Na enorme Sala Clementina, onde, desde há muitos séculos, decorrem as recepções mais imponentes, o escrutínio para entrar foi terrível. Só mesmo Cardeais e as poucas centenas de pessoas que receberam a cobiçada credencial. Felizmente, a Televisão Vaticana transmitiu a cerimónia para todo o mundo.
O que mais chamou a atenção da imprensa internacional foi a imagem de Francisco e Bento XVI a cumprimentarem-se. A alegria, espelhada nos rostos e nas mãos, valia por todos os discursos. As vozes do coro da Capela Sistina, «in insigni die solemnitatis vestræ…», ecoavam pela imensidão da sala.
Primeiro, interveio o Papa Francisco. Efusivo, com aquele seu estilo directo e claro. Já há vários dias se tinha referido a esta sessão e conhecia-se o prefácio que tinha escrito para o livro. Nesse prefácio, refere que o seu predecessor faz «teologia de joelhos», expressão com que Urs von Balthasar designava a teologia ungida de oração, aquela que fala realmente de Deus. O discurso de Francisco situou-se nesta linha, glosando a pergunta de Jesus a Pedro: «Tu amas-Me?». Francisco falou sobre a vocação e a resposta ao amor como a perspectiva que domina a vida inteira de Bento XVI. Foi ele quem definiu a teologia como a «busca do amado» e Francisco comenta que essa definição se aplica directamente ao trabalho e ao testemunho da vida do seu autor. No seu empenho actual de oração e estudo, «justamente, vivendo e testemunhando hoje de uma forma tão intensa e luminosa que a única coisa verdadeiramente decisiva é ter o olhar e o coração em Deus, sua Santidade continua a servir a Igreja, não pára de contribuir com vigor e sabedoria para o seu crescimento». O pequenino convento “Mater Ecclesiæ”, onde Bento XVI vive actualmente no Vaticano, é comparável «ao coração vibrante (…) da Ordem de S. Francisco, àquele recanto onde ele a fundou e entregou a vida a Deus, junto da Mãe da Igreja». O Papa colocou-se num registo pessoal: «dali nasce uma tranquilidade, uma paz, uma força, uma confiança, uma maturidade, uma fé, uma dedicação e uma fidelidade que me fazem tanto bem e dão tanta força, a mim e a toda a Igreja». E, ainda, sem ler: «E daí vem também, permito-me acrescentar, um saudável e feliz sentido do humor».
O Cardeal Müller apresentou o novo livro de Bento XVI, dirigido aos padres («Ensinar e Aprender o Amor de Deus; no original alemão, «Die Liebe Gottes Lehren und Lernen»), e o Decano dos Cardeais saudou Bento XVI em nome de todos.
No final, o Papa emérito falou, com a voz fraca mas uma articulação nítida.

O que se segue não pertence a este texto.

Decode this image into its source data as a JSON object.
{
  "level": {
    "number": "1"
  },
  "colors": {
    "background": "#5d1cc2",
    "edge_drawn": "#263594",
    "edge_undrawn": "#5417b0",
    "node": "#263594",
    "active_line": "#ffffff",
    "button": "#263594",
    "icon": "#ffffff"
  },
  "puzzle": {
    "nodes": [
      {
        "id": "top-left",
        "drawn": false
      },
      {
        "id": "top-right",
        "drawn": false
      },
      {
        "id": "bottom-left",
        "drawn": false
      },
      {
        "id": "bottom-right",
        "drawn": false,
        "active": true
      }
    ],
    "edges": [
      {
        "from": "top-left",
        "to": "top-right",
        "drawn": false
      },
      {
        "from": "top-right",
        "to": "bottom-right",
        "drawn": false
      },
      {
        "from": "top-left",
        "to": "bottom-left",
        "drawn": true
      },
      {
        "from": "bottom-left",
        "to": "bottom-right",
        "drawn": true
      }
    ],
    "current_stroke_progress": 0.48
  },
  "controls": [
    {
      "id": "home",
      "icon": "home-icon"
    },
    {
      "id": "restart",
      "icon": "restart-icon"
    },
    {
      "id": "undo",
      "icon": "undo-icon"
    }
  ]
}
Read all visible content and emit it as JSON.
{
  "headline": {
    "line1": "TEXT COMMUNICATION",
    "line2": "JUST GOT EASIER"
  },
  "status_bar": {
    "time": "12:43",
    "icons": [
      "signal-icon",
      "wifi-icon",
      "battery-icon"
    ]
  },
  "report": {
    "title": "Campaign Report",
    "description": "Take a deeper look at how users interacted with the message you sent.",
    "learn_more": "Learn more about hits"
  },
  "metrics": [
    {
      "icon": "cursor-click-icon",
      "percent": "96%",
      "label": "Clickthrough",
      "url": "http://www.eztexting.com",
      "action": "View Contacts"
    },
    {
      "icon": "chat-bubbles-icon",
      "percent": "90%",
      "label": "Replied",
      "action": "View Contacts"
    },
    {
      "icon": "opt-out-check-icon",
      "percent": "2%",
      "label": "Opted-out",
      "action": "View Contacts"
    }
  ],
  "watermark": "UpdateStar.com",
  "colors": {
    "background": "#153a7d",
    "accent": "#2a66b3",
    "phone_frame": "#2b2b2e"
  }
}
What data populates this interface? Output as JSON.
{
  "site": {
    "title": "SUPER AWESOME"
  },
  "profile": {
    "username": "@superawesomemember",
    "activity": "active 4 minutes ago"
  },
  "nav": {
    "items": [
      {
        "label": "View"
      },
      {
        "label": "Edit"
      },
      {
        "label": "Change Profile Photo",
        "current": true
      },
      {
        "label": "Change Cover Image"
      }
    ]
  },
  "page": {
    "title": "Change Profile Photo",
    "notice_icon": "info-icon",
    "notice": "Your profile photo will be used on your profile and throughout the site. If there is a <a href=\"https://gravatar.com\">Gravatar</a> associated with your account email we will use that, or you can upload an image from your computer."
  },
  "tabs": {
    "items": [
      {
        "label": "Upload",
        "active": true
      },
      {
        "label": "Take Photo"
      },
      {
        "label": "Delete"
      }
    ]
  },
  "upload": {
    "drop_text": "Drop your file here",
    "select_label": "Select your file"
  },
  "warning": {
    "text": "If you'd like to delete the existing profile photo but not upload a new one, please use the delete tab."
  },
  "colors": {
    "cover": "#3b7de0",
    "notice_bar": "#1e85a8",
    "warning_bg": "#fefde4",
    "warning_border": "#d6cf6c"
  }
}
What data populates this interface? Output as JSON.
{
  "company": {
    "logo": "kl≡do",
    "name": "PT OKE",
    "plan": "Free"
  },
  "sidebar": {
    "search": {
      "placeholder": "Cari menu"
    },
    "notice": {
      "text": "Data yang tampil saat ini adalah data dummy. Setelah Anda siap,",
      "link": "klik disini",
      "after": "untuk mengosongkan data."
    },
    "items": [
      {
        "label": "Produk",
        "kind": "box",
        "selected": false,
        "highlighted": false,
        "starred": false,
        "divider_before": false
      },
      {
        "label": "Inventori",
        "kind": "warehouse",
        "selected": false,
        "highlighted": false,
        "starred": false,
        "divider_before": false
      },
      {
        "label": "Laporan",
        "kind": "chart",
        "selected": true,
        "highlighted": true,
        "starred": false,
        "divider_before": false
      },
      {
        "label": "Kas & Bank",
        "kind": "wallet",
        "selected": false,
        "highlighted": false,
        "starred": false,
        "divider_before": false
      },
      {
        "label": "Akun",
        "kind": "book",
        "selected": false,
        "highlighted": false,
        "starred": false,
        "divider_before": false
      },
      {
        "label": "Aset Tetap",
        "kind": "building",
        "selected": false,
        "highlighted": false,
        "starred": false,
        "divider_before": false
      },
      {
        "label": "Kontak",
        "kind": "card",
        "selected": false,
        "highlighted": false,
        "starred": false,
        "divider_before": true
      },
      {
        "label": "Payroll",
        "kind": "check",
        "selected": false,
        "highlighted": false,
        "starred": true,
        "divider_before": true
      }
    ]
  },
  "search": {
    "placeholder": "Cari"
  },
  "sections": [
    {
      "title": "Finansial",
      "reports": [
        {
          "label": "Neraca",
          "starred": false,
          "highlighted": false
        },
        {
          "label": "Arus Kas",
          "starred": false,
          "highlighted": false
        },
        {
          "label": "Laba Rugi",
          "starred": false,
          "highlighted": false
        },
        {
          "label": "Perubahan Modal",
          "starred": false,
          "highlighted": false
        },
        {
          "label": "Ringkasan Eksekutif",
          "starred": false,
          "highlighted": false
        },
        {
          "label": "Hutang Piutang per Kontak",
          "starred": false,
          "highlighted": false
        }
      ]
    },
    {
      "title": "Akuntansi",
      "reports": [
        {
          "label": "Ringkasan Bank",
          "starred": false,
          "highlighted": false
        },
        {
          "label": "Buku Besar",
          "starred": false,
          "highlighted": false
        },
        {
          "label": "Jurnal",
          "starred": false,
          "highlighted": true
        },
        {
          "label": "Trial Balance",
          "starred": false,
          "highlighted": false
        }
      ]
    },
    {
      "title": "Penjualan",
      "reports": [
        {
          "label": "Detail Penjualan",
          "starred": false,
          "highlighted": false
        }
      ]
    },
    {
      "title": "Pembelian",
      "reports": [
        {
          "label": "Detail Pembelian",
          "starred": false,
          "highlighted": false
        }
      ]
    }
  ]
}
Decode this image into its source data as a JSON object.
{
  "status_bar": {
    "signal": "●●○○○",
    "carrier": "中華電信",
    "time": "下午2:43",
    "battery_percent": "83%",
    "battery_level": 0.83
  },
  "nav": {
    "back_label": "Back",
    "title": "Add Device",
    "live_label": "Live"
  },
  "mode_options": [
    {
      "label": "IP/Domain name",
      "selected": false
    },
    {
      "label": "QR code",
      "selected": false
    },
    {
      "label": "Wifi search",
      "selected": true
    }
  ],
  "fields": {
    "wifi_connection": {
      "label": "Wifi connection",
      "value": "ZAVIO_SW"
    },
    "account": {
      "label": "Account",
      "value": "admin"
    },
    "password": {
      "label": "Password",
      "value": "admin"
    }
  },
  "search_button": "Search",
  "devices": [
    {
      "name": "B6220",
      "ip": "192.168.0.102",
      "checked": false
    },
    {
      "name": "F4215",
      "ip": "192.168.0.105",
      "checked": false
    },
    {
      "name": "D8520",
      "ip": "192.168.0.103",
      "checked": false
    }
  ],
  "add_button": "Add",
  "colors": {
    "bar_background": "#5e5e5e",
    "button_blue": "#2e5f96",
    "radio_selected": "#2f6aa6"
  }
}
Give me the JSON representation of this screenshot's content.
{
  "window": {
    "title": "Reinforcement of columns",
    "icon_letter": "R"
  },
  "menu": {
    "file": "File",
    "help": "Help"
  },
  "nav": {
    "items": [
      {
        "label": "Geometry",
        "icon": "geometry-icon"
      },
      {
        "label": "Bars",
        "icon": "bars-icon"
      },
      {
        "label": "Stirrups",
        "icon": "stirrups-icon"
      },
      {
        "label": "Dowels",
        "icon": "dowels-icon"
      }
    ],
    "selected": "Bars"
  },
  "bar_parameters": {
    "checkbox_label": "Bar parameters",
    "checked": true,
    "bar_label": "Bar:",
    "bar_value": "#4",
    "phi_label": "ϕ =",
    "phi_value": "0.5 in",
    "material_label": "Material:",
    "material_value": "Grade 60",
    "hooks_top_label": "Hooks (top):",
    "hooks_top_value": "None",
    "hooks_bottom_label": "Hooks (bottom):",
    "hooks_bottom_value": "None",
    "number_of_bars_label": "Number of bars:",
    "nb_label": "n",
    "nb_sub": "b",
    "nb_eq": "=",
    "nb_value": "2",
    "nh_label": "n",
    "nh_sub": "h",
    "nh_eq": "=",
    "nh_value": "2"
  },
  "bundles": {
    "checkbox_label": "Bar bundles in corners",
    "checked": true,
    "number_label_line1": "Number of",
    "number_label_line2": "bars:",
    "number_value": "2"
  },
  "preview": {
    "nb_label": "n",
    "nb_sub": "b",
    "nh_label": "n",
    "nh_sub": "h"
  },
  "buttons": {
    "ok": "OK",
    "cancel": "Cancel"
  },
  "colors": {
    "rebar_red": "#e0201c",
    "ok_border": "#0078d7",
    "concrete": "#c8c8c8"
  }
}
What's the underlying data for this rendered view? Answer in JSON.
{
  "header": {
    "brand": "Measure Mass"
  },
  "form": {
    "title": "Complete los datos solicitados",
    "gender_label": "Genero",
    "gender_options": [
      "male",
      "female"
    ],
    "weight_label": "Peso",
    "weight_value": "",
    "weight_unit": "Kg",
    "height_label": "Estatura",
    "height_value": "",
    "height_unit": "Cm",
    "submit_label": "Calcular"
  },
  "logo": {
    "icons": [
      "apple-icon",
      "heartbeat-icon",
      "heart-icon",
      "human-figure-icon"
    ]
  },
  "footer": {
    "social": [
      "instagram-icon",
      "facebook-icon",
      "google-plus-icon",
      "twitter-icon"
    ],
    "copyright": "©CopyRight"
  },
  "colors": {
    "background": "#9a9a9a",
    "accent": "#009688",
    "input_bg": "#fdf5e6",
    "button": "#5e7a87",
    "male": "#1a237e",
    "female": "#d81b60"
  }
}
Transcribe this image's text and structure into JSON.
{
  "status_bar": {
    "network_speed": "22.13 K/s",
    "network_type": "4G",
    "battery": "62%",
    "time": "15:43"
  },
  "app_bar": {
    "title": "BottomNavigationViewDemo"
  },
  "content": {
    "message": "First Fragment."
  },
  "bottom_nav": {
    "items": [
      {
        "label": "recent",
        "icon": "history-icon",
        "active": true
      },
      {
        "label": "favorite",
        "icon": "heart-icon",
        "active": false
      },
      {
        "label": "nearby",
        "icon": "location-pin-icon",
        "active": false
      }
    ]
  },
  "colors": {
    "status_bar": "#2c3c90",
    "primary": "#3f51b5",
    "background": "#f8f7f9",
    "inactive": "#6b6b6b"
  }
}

Sem papel, lembrou-se da palavrinha grega que um seu colega de ordenação escolheu, há 65 anos, para o santinho daquele dia. Uma só palavrinha, «eucharistomen», que significa agradecimento. «Agradecimento sobretudo a si, Santo Padre! (…) A sua bondade, em cada momento da minha vida aqui, toca-me profundamente, sustenta-me interiormente. Mais do que nos jardins belíssimos do Vaticano, eu vivo na sua bondade: sinto-me protegido. Obrigado pelas suas palavras e por tudo. Fazemos votos de que continue a caminhar com todos nós por este caminho da Misericórdia Divina, mostrando a estrada de Jesus, em direcção a Jesus, em direcção a Deus».
Bento XVI referiu-se também ao contexto profundo do agradecimento cristão, da “eucharistomen” que é Eucaristia: «A palavra “eucharistomen” remete para aquele agradecimento, aquela nova dimensão que Cristo lhe deu. Ele transformou em agradecimento, e portanto em bênção, a cruz, o sofrimento, todo o mal do mundo. Deste modo, Ele “transubstanciou” a vida e o mundo e nos deu cada dia o Pão da verdadeira vida, que ultrapassa o mundo graças à força do seu amor».
A meditação do Papa emérito foi uma espécie de oração em voz alta, vibrante de amor pela Igreja e pelo Papa. No final, um terceiro abraço imenso entre Francisco e Bento, enquanto o coro enchia a sala com a antífona de um salmo. A seguir, os Cardeais cumprimentaram os dois – primeiro Francisco, depois Bento.
Foi uma festa, tão simples quanto possível, nalguns momentos comovente.